The won-dollar exchange rate rose to the 1400 won level for the first time in over two months due to the strong U.S. dollar and foreign investors selling domestic stocks.

On the 1st, the weekly closing price of the won-dollar exchange rate on the Seoul foreign exchange market was recorded at 1401.4 won, an increase of 14.4 won from the previous day, as of 3:30 p.m. This marks the first time the weekly closing price exceeded 1400 won since May 14th (1420.2 won) two and a half months ago.

Employees work in the dealing room of Hana Bank's main office in Jung-gu, Seoul, on the 1st. /Courtesy of Yonhap News Agency

The exchange rate started at 1395.0 won, an increase of 8.0 won from the previous day, and surpassed 1400 won around 10:33 a.m. It rose to as high as 1401.7 won at 2:23 p.m. before closing with little change.

As U.S. prices showed an upward trend, the dollar strengthened. According to the U.S. Department of Commerce, the Personal Consumption Expenditures (PCE) price index for June rose by 2.6% compared to the same month last year, the largest increase in four months since February (2.7%).

Weekly employment indicators in the U.S. also showed positive signs. According to the weekly unemployment insurance claims report released by the U.S. Department of Labor, new unemployment claims for the week ending on the 26th of last month totaled 218,000, adjusted for seasonality, an increase of 1,000 from the previous week.

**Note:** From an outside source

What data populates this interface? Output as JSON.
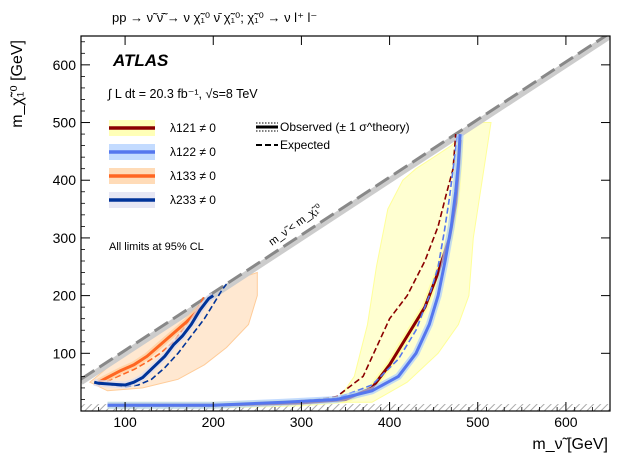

As U.S. economic growth continues steadily, the value of the dollar is soaring. According to Investing.com, as of 4:51 p.m. on that day, the dollar index (DXY), which indicates the value of the dollar against six major currencies, recorded 100.06. This is the first time the dollar index has surpassed 100 since May 20th.

In the domestic stock market, foreign investors selling stocks exacerbated the rise in the exchange rate. According to the Korea Exchange, foreign investors had bought a net 3.606 trillion won worth of stocks in the KOSPI continuously for seven trading days since the 23rd of last month, but turned to net selling (about 652.4 billion won) on the 1st of this month. This was due to the investment sentiment being dampened by the tax reform plan announced by the government on the 31st of last month.

Min Kyung-won, a researcher at Woori Bank, noted, "The won-dollar exchange rate is likely to rise due to the prolongation of a strong dollar following the recovery of the dollar index to 100 points, and a retreat in risk preference triggered by the resurgence of uncertainty regarding Trump," adding, "The domestic stock market is also likely to decline with the slowdown of foreign net buying, contributing to the weakening atmosphere of the won."